ArrowLuo / CLIP4Clip

An official implementation for "CLIP4Clip: An Empirical Study of CLIP for End to End Video Clip Retrieval"
https://arxiv.org/abs/2104.08860
MIT License
889 stars 125 forks source link

Time of training in MSR-VTT dataset. #8

Closed BlueCat7 closed 3 years ago

BlueCat7 commented 3 years ago

when I training in MSR-VTT dataset, it is very slow. My videos are 720P, maybe it's too large. However when I resize all videos to short size is 256, it's also not very fast. So, what's resolution of your MSR-VTT videos. How long does it take to train in MSR-VTT. Thanks!

ArrowLuo commented 3 years ago

It is indeed slow for end-to-end training. The sim_header with meanP on MSR-VTT will cost 1h and 30min per epoch in our experiments. We down-sampled the video in advance to reduce the time cost. We did not change the resolution but it worths to testing.

BlueCat7 commented 3 years ago

OK,thank you. I also try to save videos as tensor off-line, it should be faster.

jayleicn commented 2 years ago

Hi @BlueCat7, could you share a copy of the 720p MSRVTT videos? Thanks!

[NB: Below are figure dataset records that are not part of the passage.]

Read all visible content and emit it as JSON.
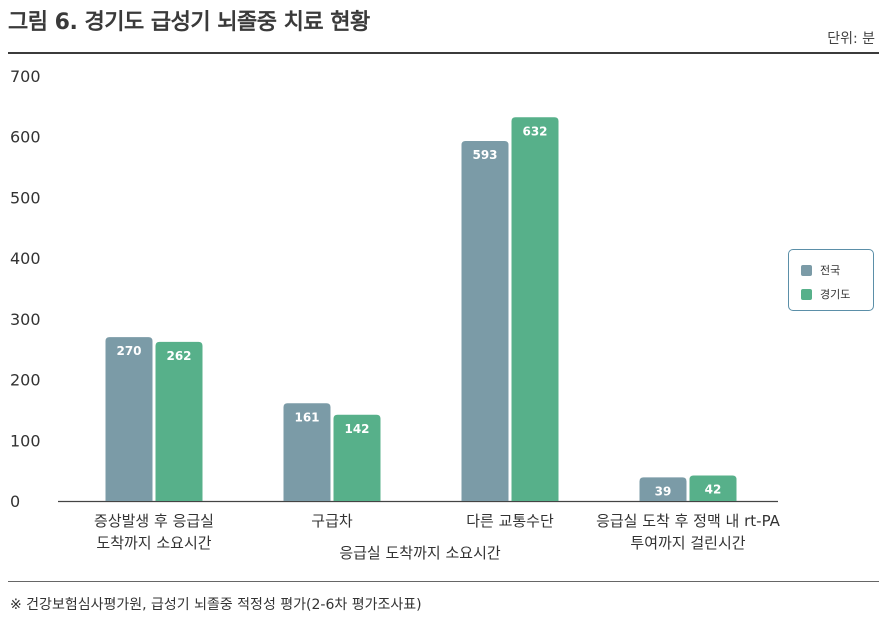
{
  "header": {
    "title": "그림 6. 경기도 급성기 뇌졸중 치료 현황",
    "unit": "단위: 분"
  },
  "footer": {
    "source": "※ 건강보험심사평가원, 급성기 뇌졸중 적정성 평가(2-6차 평가조사표)"
  },
  "colors": {
    "national": "#7b9ba7",
    "gyeonggi": "#57b08a"
  },
  "chart_data": {
    "type": "bar",
    "title": "그림 6. 경기도 급성기 뇌졸중 치료 현황",
    "unit": "단위: 분",
    "categories": [
      [
        "증상발생 후 응급실",
        "도착까지 소요시간"
      ],
      [
        "구급차"
      ],
      [
        "다른 교통수단"
      ],
      [
        "응급실 도착 후 정맥 내 rt-PA",
        "투여까지 걸린시간"
      ]
    ],
    "group_label": "응급실 도착까지 소요시간",
    "series": [
      {
        "name": "전국",
        "values": [
          270,
          161,
          593,
          39
        ]
      },
      {
        "name": "경기도",
        "values": [
          262,
          142,
          632,
          42
        ]
      }
    ],
    "yticks": [
      "0",
      "100",
      "200",
      "300",
      "400",
      "500",
      "600",
      "700"
    ],
    "ylim": [
      0,
      700
    ],
    "grid": false,
    "legend_position": "right"
  }
}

ArrowLuo commented 2 years ago

Hi @jayleicn, I think you can find what you want from the sharing of Frozen️ in Time, i.e.,

wget https://www.robots.ox.ac.uk/~maxbain/frozen-in-time/data/MSRVTT.zip

We have updated this link in the readme. Thanks to their contributions.

jayleicn commented 2 years ago

Thanks @ArrowLuo! I have downloaded the videos from the provided link, but the videos are 240p, instead of 720p.